THE MILLENIAL: THE FUTURE OF
THE TOURISM INDUSTRY

Ms. Neeta Lachmandas

Assistant Chief Executive, Singapore Tourism Board

It doesn't come as a surprise that Singapore contributes to this Asian tourism boom. Singapore's travel and tourism industry is quickly becoming one of the country's most influential economic drivers and experienced unprecedented growth in the past decade. It now accounts for more than four per cent of Singapore's nominal gross domestic product. In 2013, Tourism Receipts came in at S$23.5 billion, a 2 per cent year-on-year increase, while International Visitor Arrivals grew 7 per cent to 15.6 million.

As promising as these developments sound, the significant growth has led to a manpower crunch. 60% of tourism employers in Singapore said they face difficulty finding suitable manpower. While job opportunities within the tourism industry are phenomenal, we are competing with other sectors for talent.

The key solution to fully leverage the growth of the tourism industry in Asia while solving the problem of manpower shortage lies within the millennial.

There are 1 billion millennial who account for almost 35 per cent of the $600 billion that Asians spend on international travel. As we look at consumption patterns, the reality is that the millennial traveller is going to consume their travel experience differently from most. They are educated consumers that conduct extensive research before making purchases and are looking for a travel experience that is unique and shareable across social media platforms.

In order to cater to this group of travellers and to remain relevant to them, it is crucial that the industry attracts and supports fresh millennial talent that fully understands the needs of these rising millennial travellers.

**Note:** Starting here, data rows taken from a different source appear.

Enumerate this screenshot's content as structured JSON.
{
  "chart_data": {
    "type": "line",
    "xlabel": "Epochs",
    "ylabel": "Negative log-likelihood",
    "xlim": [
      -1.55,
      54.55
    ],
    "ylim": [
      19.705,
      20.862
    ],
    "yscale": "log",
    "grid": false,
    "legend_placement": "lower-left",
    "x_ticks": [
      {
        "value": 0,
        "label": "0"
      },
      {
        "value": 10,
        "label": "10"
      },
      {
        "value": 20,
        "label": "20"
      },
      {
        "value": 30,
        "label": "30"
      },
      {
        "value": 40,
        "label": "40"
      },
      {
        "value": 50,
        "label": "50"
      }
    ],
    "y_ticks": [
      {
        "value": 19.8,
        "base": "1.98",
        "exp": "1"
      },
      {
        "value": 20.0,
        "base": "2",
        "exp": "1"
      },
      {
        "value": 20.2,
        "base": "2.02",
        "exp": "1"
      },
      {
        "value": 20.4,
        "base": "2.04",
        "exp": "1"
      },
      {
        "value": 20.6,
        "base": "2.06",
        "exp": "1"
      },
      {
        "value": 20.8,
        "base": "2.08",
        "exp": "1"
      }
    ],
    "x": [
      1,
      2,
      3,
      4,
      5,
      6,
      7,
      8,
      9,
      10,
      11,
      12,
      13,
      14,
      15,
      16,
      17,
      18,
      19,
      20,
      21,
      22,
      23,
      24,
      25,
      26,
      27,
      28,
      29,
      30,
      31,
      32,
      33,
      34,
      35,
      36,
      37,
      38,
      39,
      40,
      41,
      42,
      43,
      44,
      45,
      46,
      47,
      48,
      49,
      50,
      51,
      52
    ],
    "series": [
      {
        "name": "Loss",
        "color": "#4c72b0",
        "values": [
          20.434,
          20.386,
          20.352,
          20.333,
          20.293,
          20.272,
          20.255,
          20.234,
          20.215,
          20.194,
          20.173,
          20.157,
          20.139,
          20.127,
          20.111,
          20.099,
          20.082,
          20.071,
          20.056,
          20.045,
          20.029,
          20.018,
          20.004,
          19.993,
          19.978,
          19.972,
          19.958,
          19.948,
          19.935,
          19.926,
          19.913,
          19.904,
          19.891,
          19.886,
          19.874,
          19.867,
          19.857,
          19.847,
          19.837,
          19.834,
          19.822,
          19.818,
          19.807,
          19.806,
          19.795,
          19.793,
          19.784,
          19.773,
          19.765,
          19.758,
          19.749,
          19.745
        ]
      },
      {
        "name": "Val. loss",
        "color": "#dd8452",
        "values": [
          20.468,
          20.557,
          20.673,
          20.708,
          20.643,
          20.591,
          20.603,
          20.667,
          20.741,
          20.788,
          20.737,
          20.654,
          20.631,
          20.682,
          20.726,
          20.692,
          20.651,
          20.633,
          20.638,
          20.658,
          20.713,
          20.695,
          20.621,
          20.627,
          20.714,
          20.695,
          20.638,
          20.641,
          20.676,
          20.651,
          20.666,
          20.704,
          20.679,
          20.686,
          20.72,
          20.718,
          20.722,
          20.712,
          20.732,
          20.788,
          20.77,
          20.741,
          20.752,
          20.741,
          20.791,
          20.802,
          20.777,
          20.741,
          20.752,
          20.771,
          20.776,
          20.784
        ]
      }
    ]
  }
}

PROFESSIONALISING THE TOURISM INDUSTRY
AND THE MEETING NEEDS OF NEW TALENT

Janet Tan-Collis

President, SACEOS (Singapore Association of Convention and Exhibition Organisers and Suppliers) and Chief Executive Officer, East West Planners

To attract talent, the industry needs to offer professional training courses that are internationally-recognised.

The hotel industry has paved the way in attracting young talent, but the MICE industry has some catching up to do. SACEOS has from the onset tried and succeeded in meeting the needs of fresh talent that has expressed interest to join the industry. The industry will only be successful in attracting new talent if it provides professional development opportunities and makes the MICE management programmes more accessible to those who are about to join the industry. Eight million jobs await the young people in the industry. With the right training, this can be the opportunity of a lifetime for many young talents looking for jobs.

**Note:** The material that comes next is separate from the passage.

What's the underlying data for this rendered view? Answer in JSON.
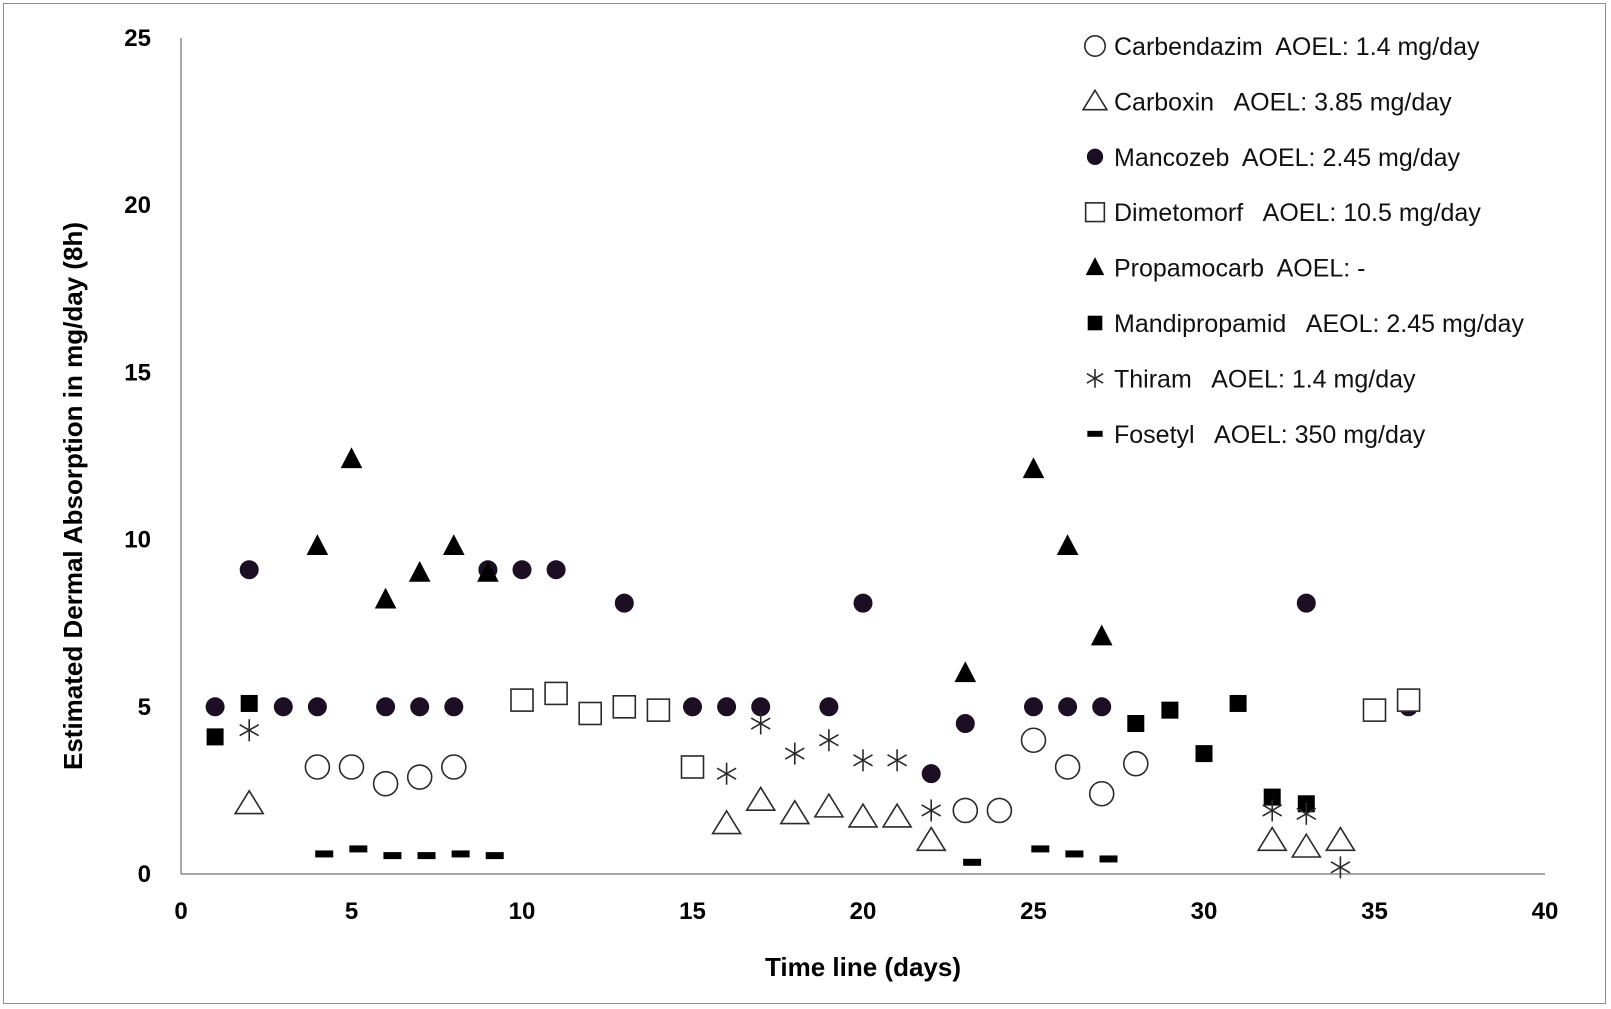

SACEOS offers professional courses such as The Certified Exhibition Management (CEM), Professional Conference Management (PCM) and Professional Exhibition Management (PEM) that meet the global standards of professionalism in the tourism industry. From there, it is in the hands of the next generation as they decide where they can make the change.

CREATING A SUPPORTIVE
WORKING ENVIRONMENT

Marc Dardenne

Chief Executive Officer, Patina Hotels and Resorts

Veteran industry leaders need to change their current mindsets by rethinking the way they operate to attract younger employees. They need to place themselves in the younger generation's shoes and "break" the old system that has been in place for many years.

Employers should focus on the positives, rather than the negatives, of the industry to attract talent. We should start afresh so that there are no legacy issues that may lead to potential pitfalls.

Middle managers play a significant role in achieving this change as they have the power to improve the approach to new talent. They can shape a more supportive and engaging working environment but in order to do this, they have to get out of their comfort zone and be exposed to experiences outside their home countries. This will help them gain international experience and understand different customers. Only by going through challenging situations can they cultivate an open mind.

MIDDLE MANAGEMENT’S CHANGING
ROLE IN THE TOURISM INDUSTRY

Margaret Heng

Executive Director, SHA (Singapore Hotel Association) and Chief Executive Officer, SHATEC (Singapore Hotel and Tourism Education Centre)

Middle managers play an important role in creating an environment that encourages retention. In addition to overseeing the operations of the hotel, increasingly middle managers will have to listen and engage an inter-generational workforce to understand their different needs. To do this, middle managers must have the necessary knowledge, skills and experience to manage the dynamics and diversity of the workplace in order to keep employees happy and motivated. In this sense, the strongest link within the organisation to retain talent is the middle management.

Given the tight labour market, the role of middle managers in talent retention has become even more critical than ever before. Therefore, it will be prudent for hotels to ensure that the capabilities of their middle managers are further enhanced through training and development workshops.

Overall, the industry as a whole needs to step out. As part of these efforts, successful stories of students who have graduated from SHATEC and other hospitality institutions should be shared. Hence, for a couple of years running, the Singapore Hotel Association has been profiling SHATEC graduates in a Spotlight series in its SHA Update newsletter, to showcase an exciting and vibrant industry.

Furthermore, focusing on positive aspects of the industry such as opportunities to travel to sister properties will bode well in attracting and retaining young talent. So if you are fun loving and enjoy interacting with people, the hospitality industry is for you.